Et pour le reste, ne vous en faîtes pas de soucis. La vie continuera pour votre famille. Dieu est bon. Leur père de famille, en bon patriote, a travaillé pour la patrie au péril de sa vie. Et, Cela suffira pour consoler la famille. Si vos enfants n’ont pas d’avenir, la nature les prendra en charge et vous ne saurez rien. Les morts sont innocents dit-on. Il n’y a ni de souffle, ni moelle dans les narines des fantômes. Oui, votre enfant connaîtra peut être la servitude après votre départ pour l’orient éternel. Il n’aura qu’à choisir entre vivre dans le cercle vicieux en Haïti ou connaître la misère, le désespoir, la déception, la déportation et l’humiliation en terre voisine. Car, il n’aura pas d’autre possibilité que de traverser la frontière de façon illégale. Question de trouver un prétendu mieux-être.
Par manque de surveillance, il s’était livré à la rue sous la pression exercée par l’influence des autres jeunes qui ont déjà connu l’échec.
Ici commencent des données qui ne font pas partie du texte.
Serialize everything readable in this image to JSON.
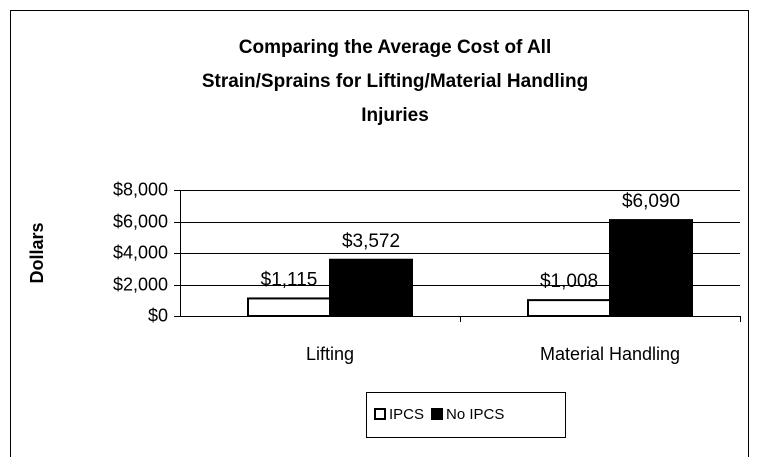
{
  "chart_data": {
    "type": "bar",
    "title": [
      "Comparing the Average Cost of All",
      "Strain/Sprains for Lifting/Material Handling",
      "Injuries"
    ],
    "y_label": "Dollars",
    "categories": [
      "Lifting",
      "Material Handling"
    ],
    "series": [
      {
        "name": "IPCS",
        "color": "#ffffff",
        "values": [
          1115,
          1008
        ],
        "value_labels": [
          "$1,115",
          "$1,008"
        ]
      },
      {
        "name": "No IPCS",
        "color": "#000000",
        "values": [
          3572,
          6090
        ],
        "value_labels": [
          "$3,572",
          "$6,090"
        ]
      }
    ],
    "ylim": [
      0,
      8000
    ],
    "yticks": [
      {
        "value": 0,
        "label": "$0"
      },
      {
        "value": 2000,
        "label": "$2,000"
      },
      {
        "value": 4000,
        "label": "$4,000"
      },
      {
        "value": 6000,
        "label": "$6,000"
      },
      {
        "value": 8000,
        "label": "$8,000"
      }
    ],
    "grid": true,
    "legend": "bottom"
  }
}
Et, par curiosité ou par folie prétextant qu’il n’a pas peur, qu’il est fort, il est un bon gentleman; Il est tombé dans un piège, une situation de non-retour. Au final, Cher-re professeur-e, votre famille sera dispersée. Votre noble nom sera effacé dans les archives des écoles et dans la mémoire de la société. Votre nom ne sera figuré nulle part dans la liste des célébrités ; même si c’est vous qui avez ouvert la voie aux autres. Mais vous n’êtes pas de la liste des personnalités importantes à honorer.
De toute façon, ce 17 mai, c’est le seul jour qu’on vous a consacré.
Demain 18 mai, ce sera la fête du drapeau et de l’université. On fêtera le drapeau symbolisant la fierté haïtienne que vous avez appris aux enfants d’aimer… On célébrera grandissement l’université où vous êtes encore professeur-e. Mais on ne dira rien pour vous. Vous qui leur apprenez à mieux fixer les choses dans l’esprit. Vous qui êtes à la base de leur formation. Vous serez déjà oublié. Rendez-vous l’année prochaine.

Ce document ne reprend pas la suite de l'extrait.